Tuesday, September 11, 2012

Half Way


I have been here for over two months. My time here ends in almost exactly 3 months. So, basically, I'm at the half way point.

Woah.

It's crazy, in some ways, I feel like I've got it down. I've found my routine. I get up earliest in the house, giving me a little peace and solo time before the chaos of the day. I get ready, drink my coffee (sometimes tea, when I'm trying to cut back), dig into the Word while I eat a quick breakfast. Work starts at 9, and goes straight until 5, if not later. Days are full of tasks, emails, meetings, and so much learning. I work through lunch, and rarely break all day. After work I try to relax from the full packed day, but often it turns into working even later into the day.

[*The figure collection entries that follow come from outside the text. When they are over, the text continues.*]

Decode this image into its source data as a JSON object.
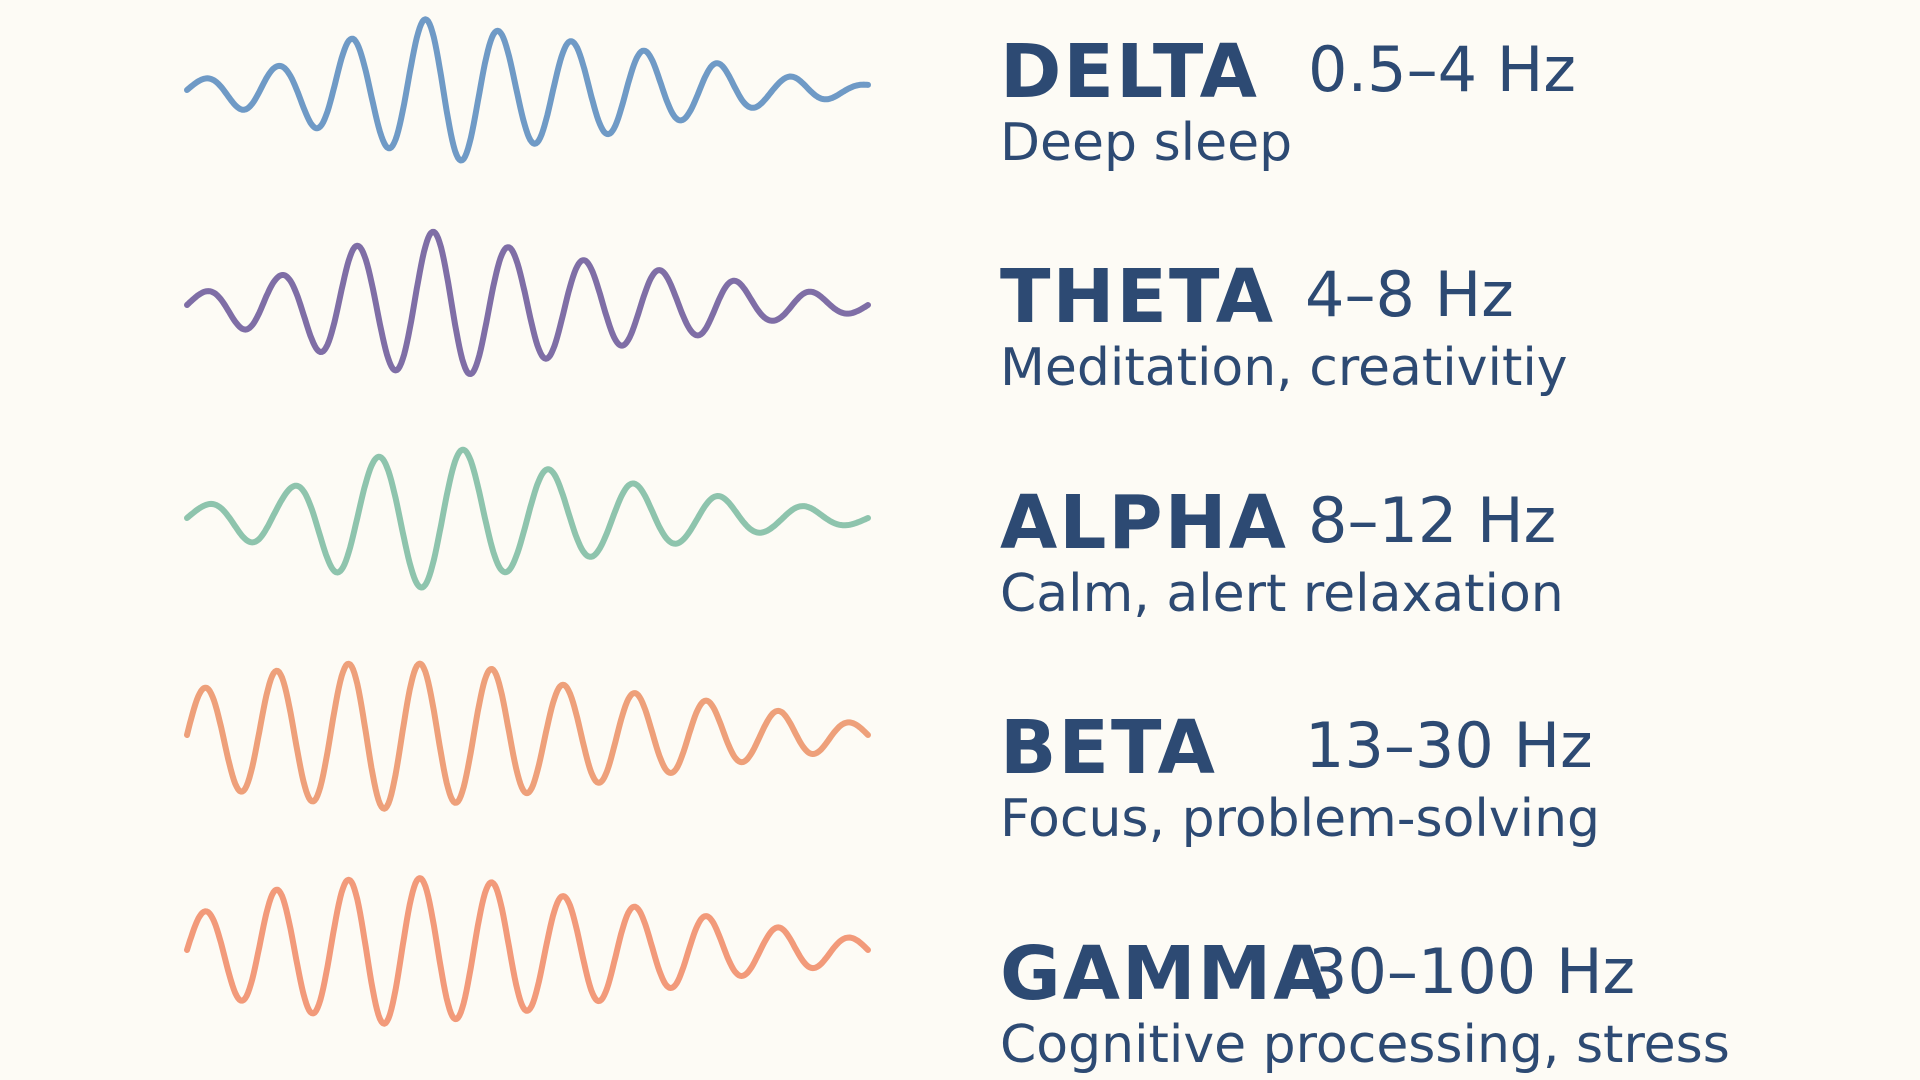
{
  "bands": [
    {
      "name": "DELTA",
      "range": "0.5–4 Hz",
      "description": "Deep sleep",
      "color": "#6f9ac6",
      "wave_amplitudes": [
        0.13,
        0.31,
        0.68,
        0.96,
        0.71,
        0.58,
        0.38,
        0.18,
        0.07
      ],
      "wave_cycles": 9.3
    },
    {
      "name": "THETA",
      "range": "4–8 Hz",
      "description": "Meditation, creativitiy",
      "color": "#7f6ea6",
      "wave_amplitudes": [
        0.15,
        0.38,
        0.78,
        0.97,
        0.73,
        0.54,
        0.4,
        0.2,
        0.1
      ],
      "wave_cycles": 9.0
    },
    {
      "name": "ALPHA",
      "range": "8–12 Hz",
      "description": "Calm, alert relaxation",
      "color": "#8ec4ad",
      "wave_amplitudes": [
        0.15,
        0.35,
        0.78,
        0.94,
        0.67,
        0.48,
        0.31,
        0.17,
        0.08
      ],
      "wave_cycles": 8.0
    },
    {
      "name": "BETA",
      "range": "13–30 Hz",
      "description": "Focus, problem-solving",
      "color": "#eea07a",
      "wave_amplitudes": [
        0.6,
        0.85,
        0.97,
        0.88,
        0.65,
        0.5,
        0.32,
        0.15
      ],
      "wave_cycles": 9.5
    },
    {
      "name": "GAMMA",
      "range": "30–100 Hz",
      "description": "Cognitive processing, stress",
      "color": "#f29a7a",
      "wave_amplitudes": [
        0.48,
        0.8,
        0.97,
        0.9,
        0.7,
        0.5,
        0.3,
        0.15
      ],
      "wave_cycles": 9.5
    }
  ]
}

Sleep before midnight, when I'm lucky, and then begin again.

Like I said, I have my routine.

But at the same time, I'm consistently growing and learning and I still figuring out my footing. I think that is how it will always be. In many ways, I don't want to know everything. I don't want to master this work, because then it will grow dull. Mundane. I like the excitement, the variety, the intrigue. I like the new. 

I don't know if I want to work in non-profits forever. I honestly don't know what I want to do. Grad school? Law school? Full time ministry? Full time missions? Start my own non-profit? Go back and work at Starbucks? Teach? Art therapy? I don't even know. But I know I want to always be learning. I want to always be growing. I want to always keep moving.